Bei Gongminhao ferma les yeux. « Toi, Mu Chen et Lou'er, vous devriez remonter la montagne ! »
« Alors prends bien soin de toi. » Bei Gong Jue Shi acquiesça. « Frère, pourquoi ne pas essayer de la laisser partir ? »
« Je ne te lâcherai pas. » Ces deux simples mots furent peu à peu emportés par le vent. Impossible qu'ils atteignent ses oreilles.
Ji Wushang se trouvait dans la pièce intérieure, tenant Huangfu Jun'an dans ses bras, le nourrissant tout en lui parlant.
« Maman, pourquoi oncle vient-il si souvent ces derniers temps ? Il reste même dans ta chambre, du coup Nianlang n'a pas le temps de jouer avec toi. » Huangfu Jun'an bouda, adoptant une attitude clairement coquette, se plaignant que Tuoba Heyan monopolisait Ji Wushang.
Ji Wushang sourit. Tuoba Heyan était son père ! De même, leur possessivité était tout aussi forte.
Ji Wushang prit une cuillerée de riz et la porta aux lèvres de Huangfu Jun'an. « Allez, prends-en une autre bouchée. Si tu en manges, maman t'expliquera pourquoi, d'accord ? »
Huangfu Jun'an hocha immédiatement la tête et avala rapidement une bouchée de riz. « Mère, tu peux parler.
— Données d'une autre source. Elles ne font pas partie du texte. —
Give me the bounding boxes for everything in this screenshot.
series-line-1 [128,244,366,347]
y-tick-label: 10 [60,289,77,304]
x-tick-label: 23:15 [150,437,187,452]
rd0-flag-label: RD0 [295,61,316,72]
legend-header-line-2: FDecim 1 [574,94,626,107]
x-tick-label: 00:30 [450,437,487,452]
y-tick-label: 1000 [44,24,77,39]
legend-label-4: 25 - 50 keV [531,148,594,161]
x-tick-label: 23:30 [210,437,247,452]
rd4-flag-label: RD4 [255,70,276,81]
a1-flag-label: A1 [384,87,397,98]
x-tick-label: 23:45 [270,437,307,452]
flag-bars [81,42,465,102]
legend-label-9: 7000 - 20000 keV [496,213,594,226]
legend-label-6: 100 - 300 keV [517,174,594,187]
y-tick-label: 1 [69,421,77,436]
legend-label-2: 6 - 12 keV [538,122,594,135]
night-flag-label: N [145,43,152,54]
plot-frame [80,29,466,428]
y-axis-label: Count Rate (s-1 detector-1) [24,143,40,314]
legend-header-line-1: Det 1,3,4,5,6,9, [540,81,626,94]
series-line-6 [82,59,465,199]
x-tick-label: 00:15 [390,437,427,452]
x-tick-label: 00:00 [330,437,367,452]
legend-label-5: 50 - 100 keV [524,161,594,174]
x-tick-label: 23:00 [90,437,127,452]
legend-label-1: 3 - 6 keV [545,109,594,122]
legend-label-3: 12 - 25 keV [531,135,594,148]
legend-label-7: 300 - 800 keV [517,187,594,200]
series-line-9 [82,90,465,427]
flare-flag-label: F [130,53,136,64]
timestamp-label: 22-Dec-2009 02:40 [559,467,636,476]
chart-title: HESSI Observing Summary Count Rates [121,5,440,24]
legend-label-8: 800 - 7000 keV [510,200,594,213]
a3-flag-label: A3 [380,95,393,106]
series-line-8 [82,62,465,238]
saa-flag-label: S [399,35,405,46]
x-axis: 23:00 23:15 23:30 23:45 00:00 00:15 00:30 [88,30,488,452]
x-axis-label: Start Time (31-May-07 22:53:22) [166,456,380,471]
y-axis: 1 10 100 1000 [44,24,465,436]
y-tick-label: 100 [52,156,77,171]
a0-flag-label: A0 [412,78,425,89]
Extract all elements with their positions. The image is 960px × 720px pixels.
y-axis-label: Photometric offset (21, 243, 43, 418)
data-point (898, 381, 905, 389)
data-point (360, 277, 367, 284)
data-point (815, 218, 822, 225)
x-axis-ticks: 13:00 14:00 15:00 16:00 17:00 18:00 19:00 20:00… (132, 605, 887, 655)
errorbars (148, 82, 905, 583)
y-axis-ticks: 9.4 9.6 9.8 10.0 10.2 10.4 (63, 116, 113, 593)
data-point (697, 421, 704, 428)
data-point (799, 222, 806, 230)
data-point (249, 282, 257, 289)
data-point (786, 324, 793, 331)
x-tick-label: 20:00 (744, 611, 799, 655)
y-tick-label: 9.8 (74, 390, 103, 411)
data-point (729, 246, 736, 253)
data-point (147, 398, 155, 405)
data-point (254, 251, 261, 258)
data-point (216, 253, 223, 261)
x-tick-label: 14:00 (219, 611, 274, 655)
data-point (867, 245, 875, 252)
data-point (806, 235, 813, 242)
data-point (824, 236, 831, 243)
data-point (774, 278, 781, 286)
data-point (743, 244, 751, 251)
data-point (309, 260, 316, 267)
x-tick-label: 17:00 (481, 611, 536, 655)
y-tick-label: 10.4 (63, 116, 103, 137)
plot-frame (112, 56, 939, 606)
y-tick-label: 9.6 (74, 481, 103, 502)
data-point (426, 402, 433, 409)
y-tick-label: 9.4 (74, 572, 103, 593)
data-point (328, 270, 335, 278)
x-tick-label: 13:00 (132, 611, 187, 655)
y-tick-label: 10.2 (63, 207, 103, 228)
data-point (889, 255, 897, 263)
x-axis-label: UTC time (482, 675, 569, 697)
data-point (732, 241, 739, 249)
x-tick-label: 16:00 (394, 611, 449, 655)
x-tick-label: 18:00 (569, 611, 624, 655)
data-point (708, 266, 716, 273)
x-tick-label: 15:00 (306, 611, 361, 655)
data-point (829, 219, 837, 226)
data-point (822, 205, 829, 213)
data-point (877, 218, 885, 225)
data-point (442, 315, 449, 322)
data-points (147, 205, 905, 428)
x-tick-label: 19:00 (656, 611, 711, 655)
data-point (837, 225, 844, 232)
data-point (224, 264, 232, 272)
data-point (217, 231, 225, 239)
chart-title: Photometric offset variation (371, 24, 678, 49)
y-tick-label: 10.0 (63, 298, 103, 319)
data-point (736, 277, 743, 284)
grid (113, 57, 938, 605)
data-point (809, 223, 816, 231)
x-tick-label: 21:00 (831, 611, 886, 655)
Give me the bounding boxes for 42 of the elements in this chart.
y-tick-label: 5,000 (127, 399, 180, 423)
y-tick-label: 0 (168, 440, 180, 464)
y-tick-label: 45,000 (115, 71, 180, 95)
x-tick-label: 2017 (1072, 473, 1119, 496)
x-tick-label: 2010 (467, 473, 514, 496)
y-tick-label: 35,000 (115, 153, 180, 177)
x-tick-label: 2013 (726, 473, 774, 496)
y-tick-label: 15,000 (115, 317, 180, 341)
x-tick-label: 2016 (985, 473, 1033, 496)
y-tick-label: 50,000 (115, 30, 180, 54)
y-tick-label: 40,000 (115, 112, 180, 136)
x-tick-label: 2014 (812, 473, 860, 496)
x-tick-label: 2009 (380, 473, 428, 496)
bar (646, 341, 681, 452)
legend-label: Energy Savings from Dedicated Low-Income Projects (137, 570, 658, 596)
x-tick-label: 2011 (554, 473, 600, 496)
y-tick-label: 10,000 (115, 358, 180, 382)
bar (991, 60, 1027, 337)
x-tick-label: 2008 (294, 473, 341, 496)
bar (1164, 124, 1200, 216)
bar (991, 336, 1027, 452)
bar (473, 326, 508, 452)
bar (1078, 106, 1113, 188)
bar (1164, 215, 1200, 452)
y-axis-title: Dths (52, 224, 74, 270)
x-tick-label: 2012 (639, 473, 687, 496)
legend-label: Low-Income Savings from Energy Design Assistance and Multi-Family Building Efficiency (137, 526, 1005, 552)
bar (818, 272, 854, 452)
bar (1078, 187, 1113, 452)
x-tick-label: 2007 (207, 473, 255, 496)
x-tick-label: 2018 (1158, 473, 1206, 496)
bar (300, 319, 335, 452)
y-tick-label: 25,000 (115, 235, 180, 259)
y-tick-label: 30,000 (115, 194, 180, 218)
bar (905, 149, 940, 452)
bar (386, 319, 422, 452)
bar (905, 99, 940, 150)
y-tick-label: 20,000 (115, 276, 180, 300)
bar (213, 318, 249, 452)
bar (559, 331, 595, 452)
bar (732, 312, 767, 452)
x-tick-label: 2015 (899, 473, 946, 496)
Nianlang écoute. » dit-il en mâchant.
Ji Wushang posa le bol puis s'essuya les grains de riz collés au coin de la bouche. « Parce que l'oncle est le roi. Il peut aller où il veut, et maman ne peut pas l'en empêcher. »
«
Ah bon
?
» Huangfu Jun'an regarda Ji Wushang. «
Alors, pourquoi ne va-t-il pas dans d'autres palais
? Il ne cesse de venir à notre palais Mi Luo. C'est incompréhensible
!
» dit Huangfu Jun'an en pinçant les lèvres, puis il regarda Ji Wushang avec espoir.
Ji Wushang resta un instant sans voix. Comment pouvait-il dire cela ? Lui-même ne comprenait pas vraiment pourquoi. Peut-être était-il vraiment tombé amoureux de lui ? Il l'avait déjà dit.
Après tout, il conserve certains traits de Nan Xuzong, n'est-ce pas ?
Mais puis-je dire cela à Huangfu Jun'an ? Ji Wushang sourit et caressa le petit visage de Huangfu Jun'an. « Tu devras interroger cet oncle à ce sujet. Je n'en sais rien non plus ! » Ji Wushang nettoya la saleté devant lui, puis demanda à une servante du palais de changer le mouchoir.
Ji Wushang prit de nouveau Huangfu Jun'an dans ses bras et le posa sur ses genoux. « Tiens, tends la main. Nianlang a-t-il fait une rechute récemment ? »
Huangfu Jun'an secoua la tête : « Mère, ne vous inquiétez pas, Nianlang n'a pas rechuté ! » Huangfu Jun'an sourit et s'avança pour embrasser Ji Wushang.
Ji Wushang sourit et dit : « À partir de maintenant, tu ne peux plus m'embrasser comme ça, compris ? »
« Pourquoi ? » Huangfu Jun'an se gratta la tête. « Nianlang avait la même expression, hehe. » Il sourit ensuite à Ji Wushang.
« Parce que Nianlang grandit. S'il continue à se comporter ainsi, les gens vont se moquer de lui. » Ji Wushang lui prit la petite main et, effectivement, son pouls était normal. Ces herbes aromatiques sont vraiment merveilleuses.
« Qu’ils se moquent de nous ! Nianlang s’en fiche ! » s’exclama aussitôt Huangfu Jun’an.